There’s something in the heart of a woman that responds when she is noticed. It’s that hint of enjoyment when a photograph catches her good side, that wisp of hair hinting at beauty. It’s far too subtle to be vanity—it’s akin to that feeling of looking at a nice sunset or admiring the joy of a child; unexpected and lovely.
Some deep cavern inside her heart fills up as she lingers on the photograph—it echoes a remembrance of something stuffed inside the trunk of her memory. It’s like a melody she can hear inside her head but can’t think up the words to. She looks again and notices the curve of her lower lip, the arch of her brow and that particular way her hands are folded her lap. It’s the memory of her mom.
I came to know my grandmother Marie by way of photograph. We never met but she might have touched me once or twice as I swelled in my mom’s belly. I’ve seen her in black and white and even in my aunts when they look at me a certain way.
My grandmother was a quiet reservoir of thought. She wasn’t one to speak her mind, especially about other people. She held her piece. When something was on her mind, she swept the kitchen, wordless and pacing. My grandfather was a truck driver, often on the road to support their growing family but unavailable to debrief her thoughts at the end of a long day.
She gave life to 16 children, all her own: ten girls, six boys in a healthy Catholic-sized family. Nowadays it would prompt some kind of chaotic reality TV show. But large families were a thing of the 1950’s. Some people in their small town scorned my grandmother’s refusal to use contraceptives, as if she would single handedly overpopulate the world.
She hardly had a room to herself or an ounce of alone time but nurtured her children to become kind people, not mere numbers in a line of many. It’s not the kind of life many women would choose, but it was a beautiful picture of that first life giving vision God had for man and wife in Genesis: “Be fruitful, and multiply, and replenish the earth, and subdue it.”
Grandma Marie died of breast cancer when my mom was 30. I wish I could sit at her kitchen table that housed pitchers brimming with milk and learn to bake bread by her side. She did things simple, living and loving in basic acts. She was a grand woman.
My mom recalls one Christmas Eve when my aunt fit my Grandma Marie in a fine purple suit, the likes of which no one had seen her in. It was a rare moment, the fabric fit her perfectly and she enlivened the room with her radiance. The hidden beauty of my grandma’s quiet soul was a treasure to reveal, and a poignant moment not lost in my mother’s memory.

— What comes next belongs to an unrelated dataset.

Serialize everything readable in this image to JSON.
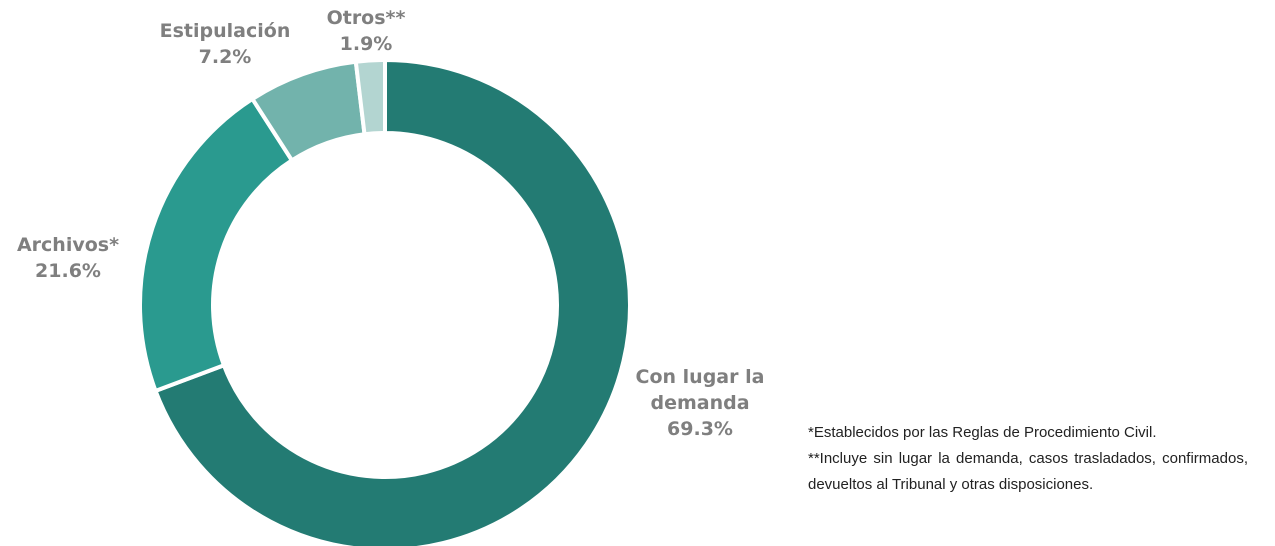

A woman lives for these moments, for the hour she is recognized as feminine and lovely. My grandma Marie should’ve had more moments like this, but the demands of her everyday life made them infrequent. A woman affirmed in her beauty is something right and good. It’s the way she should feel. In true form, it is not a vain or shallow thing but something to celebrate, dress up and call out when we see it in others. I wish I could celebrate my grandmother all dressed in purple like royalty. I wish I could hold her hand. But until we meet in the sweet company of our Savior, a photograph will have to do.